Il dirigente Roberto Ricci, responsabile dell’area Prove nazionali di Invalsi, afferma di condividere le preoccupazioni evidenziate da più parti in causa per l’eventuale carenza di apprendimenti degli alunni dal marzo 2020 in poi. A causa della Dad, infatti, la didattica moderna è stata messa a dura prova.
In una intervista presso l’agenzia Ansa, Ricci spiega così: “Proprio perché questo è l’anno della pandemia e siamo tutti preoccupati per le carenze nell’apprendimento che possono essere state causate dalla lunghe restrizioni per contenere il contagio del Covid 19, le prove Invalsi hanno ancora più ragione di essere effettuate come strumento in grado di fornirci i dati che ci diranno se i nostri studenti stanno raggiungendo gli obiettivi prefissati dal legislatore oppure no, e in che misura questo avviene”.
Ricci difende anche l’utilità dell’istituto, in genere avversato da molti docenti; infatti, spiega sui canali social, “le prove Invalsi fornendo un dato ampio ed esaustivo, possono servirci a supportare le evidenze e dove riscontrassimo, appunto, delle carenze nell’apprendimento, ci permetteranno di andare incontro a quegli studenti che si sono rivelati più fragili a causa delle lunghe fasi di Dad”.

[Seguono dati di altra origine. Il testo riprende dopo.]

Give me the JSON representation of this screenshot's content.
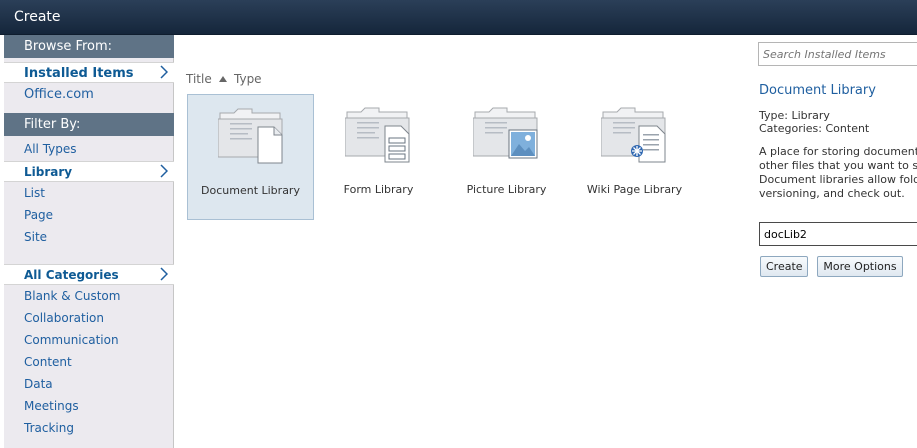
{
  "window": {
    "title": "Create"
  },
  "sidebar": {
    "browse_heading": "Browse From:",
    "browse_items": [
      {
        "label": "Installed Items",
        "selected": true
      },
      {
        "label": "Office.com",
        "selected": false
      }
    ],
    "filter_heading": "Filter By:",
    "type_items": [
      {
        "label": "All Types",
        "selected": false
      },
      {
        "label": "Library",
        "selected": true
      },
      {
        "label": "List",
        "selected": false
      },
      {
        "label": "Page",
        "selected": false
      },
      {
        "label": "Site",
        "selected": false
      }
    ],
    "category_items": [
      {
        "label": "All Categories",
        "selected": true
      },
      {
        "label": "Blank & Custom",
        "selected": false
      },
      {
        "label": "Collaboration",
        "selected": false
      },
      {
        "label": "Communication",
        "selected": false
      },
      {
        "label": "Content",
        "selected": false
      },
      {
        "label": "Data",
        "selected": false
      },
      {
        "label": "Meetings",
        "selected": false
      },
      {
        "label": "Tracking",
        "selected": false
      }
    ]
  },
  "main": {
    "sort": {
      "title_label": "Title",
      "type_label": "Type"
    },
    "tiles": [
      {
        "label": "Document Library",
        "icon": "document-library-icon",
        "selected": true
      },
      {
        "label": "Form Library",
        "icon": "form-library-icon",
        "selected": false
      },
      {
        "label": "Picture Library",
        "icon": "picture-library-icon",
        "selected": false
      },
      {
        "label": "Wiki Page Library",
        "icon": "wiki-page-library-icon",
        "selected": false
      }
    ]
  },
  "details": {
    "search_placeholder": "Search Installed Items",
    "title": "Document Library",
    "type_line": "Type: Library",
    "categories_line": "Categories: Content",
    "description": "A place for storing documents or other files that you want to share. Document libraries allow folders, versioning, and check out.",
    "name_value": "docLib2",
    "create_label": "Create",
    "more_options_label": "More Options"
  },
  "colors": {
    "title_bar": "#1c2e45",
    "heading_bar": "#5f7386",
    "link": "#1f5fa0",
    "selected_tile": "#dde7ef"
  }
}
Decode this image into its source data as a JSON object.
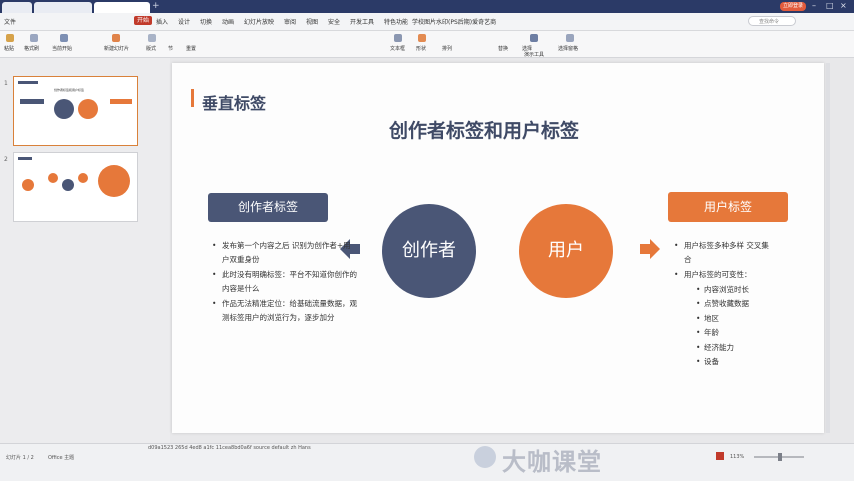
{
  "titlebar": {
    "tabs": [
      "",
      "",
      "",
      ""
    ],
    "signin_label": "立即登录"
  },
  "menu": {
    "items": [
      "文件",
      "开始",
      "插入",
      "设计",
      "切换",
      "动画",
      "幻灯片放映",
      "审阅",
      "视图",
      "安全",
      "开发工具",
      "特色功能",
      "学校图片水印(PS后期)爱奇艺商"
    ],
    "active_index": 1,
    "search_placeholder": "查找命令"
  },
  "ribbon": {
    "buttons": [
      "粘贴",
      "格式刷",
      "当前开始",
      "新建幻灯片",
      "版式",
      "节",
      "重置",
      "文本框",
      "形状",
      "排列",
      "替换",
      "选择",
      "演示工具",
      "选择窗格"
    ]
  },
  "leftpane": {
    "thumbnails": [
      {
        "number": "1",
        "title": "创作者标签和用户标签",
        "selected": true
      },
      {
        "number": "2",
        "title": "",
        "selected": false
      }
    ]
  },
  "slide": {
    "section_title": "垂直标签",
    "main_title": "创作者标签和用户标签",
    "left_label": "创作者标签",
    "right_label": "用户标签",
    "circle_left": "创作者",
    "circle_right": "用户",
    "left_bullets": [
      "发布第一个内容之后 识别为创作者+用户双重身份",
      "此时没有明确标签：平台不知道你创作的内容是什么",
      "作品无法精准定位：给基础流量数据，观测标签用户的浏览行为，逐步加分"
    ],
    "right_bullets": [
      "用户标签多种多样 交叉集合",
      "用户标签的可变性："
    ],
    "right_sub_bullets": [
      "内容浏览时长",
      "点赞收藏数据",
      "地区",
      "年龄",
      "经济能力",
      "设备"
    ],
    "colors": {
      "navy": "#4a5676",
      "orange": "#e6783a",
      "title_orange": "#e6783a"
    }
  },
  "status": {
    "notes_line": "d09a1523 265d 4ed8 a1fc 11cea8bd0a6f source default zh Hans",
    "slide_info": "幻灯片 1 / 2",
    "theme": "Office 主题",
    "zoom": "113%",
    "watermark": "大咖课堂"
  }
}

Quindi la Dad ha peggiorato i livelli di apprendimento?
Sempre Ricci spiega che: “La lunga chiusura ha creato problemi non irrilevanti, che tutti noi dovremmo affrontare non cercando colpe ma soluzioni per aiutare gli studenti a superare le difficoltà. Ci tengo a precisare alcuni aspetti: cercare di capire che cosa è successo non è importante solo per capire i limiti della Dad che è stata e sarà anche in futuro uno strumento utile. Ma dobbiamo individuare che cosa non siamo riusciti ad ottenere dalla Dad, in senso positivo. La Dad ha consentito di non interrompere il filo tra scuole e studenti quando eravamo costretti a casa, questo però non vuol dire che non ci siano stati apprendimenti che non sono stati persi”.
Il panorama scolastico attuale
Da lunedì 1 febbraio, sono tornati in classe circa 8 milioni di studenti italiani, compresi i 2,5 milioni delle superiori, sebbene con percentuali che oscillano tra il 50 e il 75% in presenza. Situazione diversa solamente per la Sicilia, in cui le scuole secondarie di secondo grado faranno ritorno in classe da lunedì 8 febbraio.
Gli ultimi alunni delle superiori a far ritorno in aula sono stati quelli di Basilicata, Calabria, Campania, Friuli Venezia Giulia. Puglia, Sardegna, Veneto, per un totale di 976.668 studenti.
Quali novità in Veneto?
Sono stati accantonati e sostituiti con i banchi tradizionali i banchi a rotelle acquistati nei mesi scorsi. Infatti, secondo l’assessore regionale all’istruzione, Elena Donazzan, favoriscono l’insorgere di mal di schiena in coloro che vi accomodavano. Riportiamo le sue parole:
“In queste ore si sta completando il rientro a scuola dei ragazzi delle superiori. Il primo ciclo, lo sapete, è sempre rimasto aperto, circa 5 milioni di studentesse e studenti non hanno mai lasciato le loro aule. Le scuole superiori hanno invece ripreso la didattica in presenza, gradualmente. E in queste settimane, dove si è aperto per primi, i contagi sono rimasti stabili. È un elemento che conforta, ma l’attenzione deve rimanere molto molto alta. La scuola va protetta anche fuori dalle aule. E questa è una responsabilità di tutti. Ricordiamocelo sempre”.
Così, invece, la ministra dell’Istruzione Lucia Azzolina sulla ripresa delle lezioni: “Ricevo molti messaggi degli studenti e delle loro famiglie: tutti consapevoli del fatto che bisogna mantenere grande prudenza, ma anche tutti ansiosi e felici di questo rientro in classe. A scuola le regole di sicurezza si rispettano, bisogna fare lo stesso anche fuori, in tutti gli spazi e le attività della giornata”.